The Michigan Bankers Association echoed the same sentiment in its May 8 letter about the debit card interchange fee proposal.

"It will discourage further investment in fraud detection and prevention and harm the overall health of the U.S. payments system," the association wrote.

Banks specifically are worried that the Fed's data for drafting this rule does not adequately factor in fraud costs, even though the Fed proposed an increase to the fee cap for the fraud prevention component. Lake Oswego, Ore.-based Umpqua Bank CEO Clint Stein wrote in a May 3 letter that the calculations that support the rulemaking do not reflect the costs to issuers and exclude the expense to monitor transactions for fraud.

"The Board should ensure that such inconsistencies are remediated prior to issuing any rule that would further lower interchange rate caps and harm consumers," Stein said.

Tulsa, Okla.-based BOK Financial Corp. also criticized the Fed's data used for the proposal.

"While this proposal recognizes the shift in fraud activity up to 2021, it does not accurately reflect current economic conditions," Consumer Banking Services Executive Kelley Weil wrote in a letter Feb. 1. "Over the last two years, fraud losses have risen across the industry."

Four representatives of Pennsylvania-based Kish Bank wrote separate letters, three of which mentioned fraud costs as a factor that banks have to contend with.

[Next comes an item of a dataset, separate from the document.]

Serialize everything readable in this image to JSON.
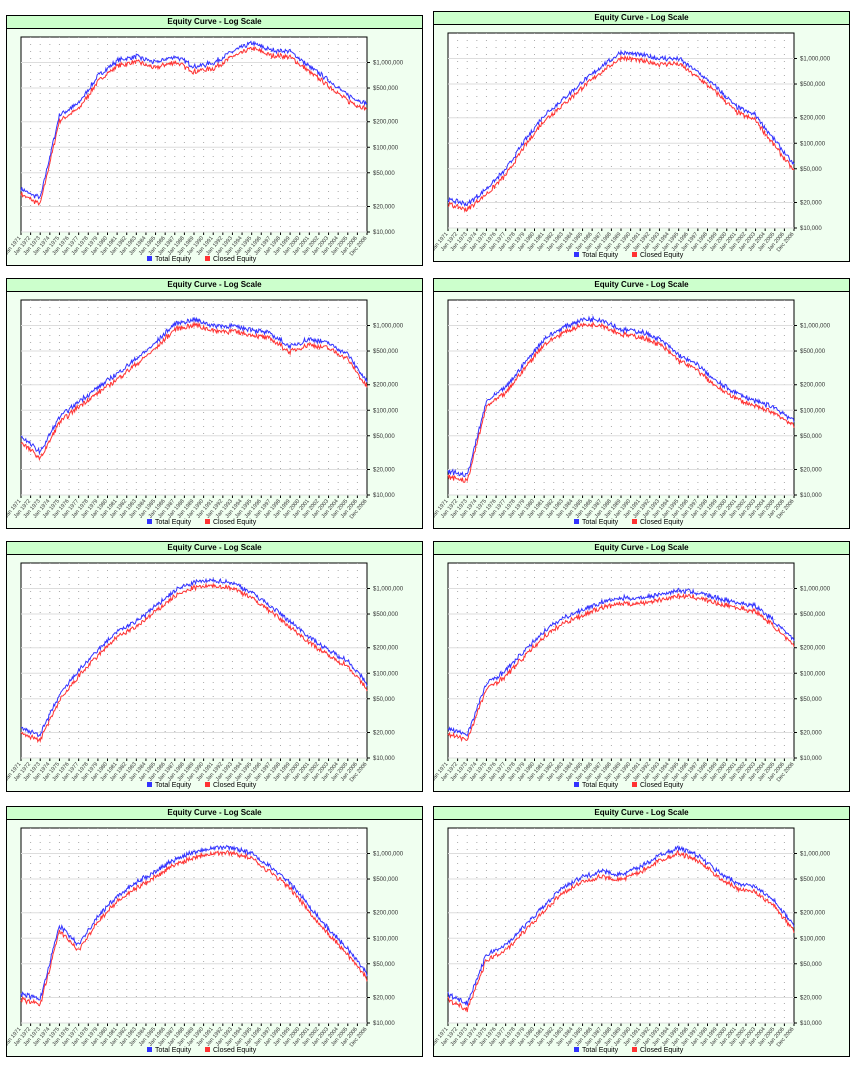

"Our investment in fraud prevention has been one of our fastest growing expenditures in recent years," Kish Bank Executive Chairman William Hayes and CFO and Treasurer Mark Cvrkel each wrote in separate comment letters.

Kish Retail Banking Director Thomas Minichiello added, "A lower interchange fee cap will lead to a reduction in revenue for financial institutions, especially smaller community banks like Kish, who are shouldering the burden and expense of card fraud, not the retailers."

Wheeling, W.Va.-based WesBanco Inc. also expressed concern about fraud investment when commenting on the Fed's proposal.

"With less revenue available, smaller issuers and large issuers alike, exempt or non-exempt, will be forced to reconsider the continuance or future implementation of investments in technology such as fraud monitoring and prevention," WesBanco Chief Compliance Officer Aaron Rykowski wrote in a letter.

Even a bank that said it would not be covered by the proposal — Groton, Conn.-based Chelsea Groton Bank reported its worries about impacts of the rule and described, in a letter May 8, the need to invest in preventing fraud, including fraud using artificial intelligence. The bank said larger institutions' investments help smaller ones, and they likely pay for investments with interchange revenue.

The Office of the Comptroller of the Currency is becoming more concerned about the effect of rising fraud on banks as well as on community banks' ability to fight it. While fraud is on the rise, big banks are better positioned with resources than community banks, acting Comptroller of the Currency Michael Hsu said in a speech April 4.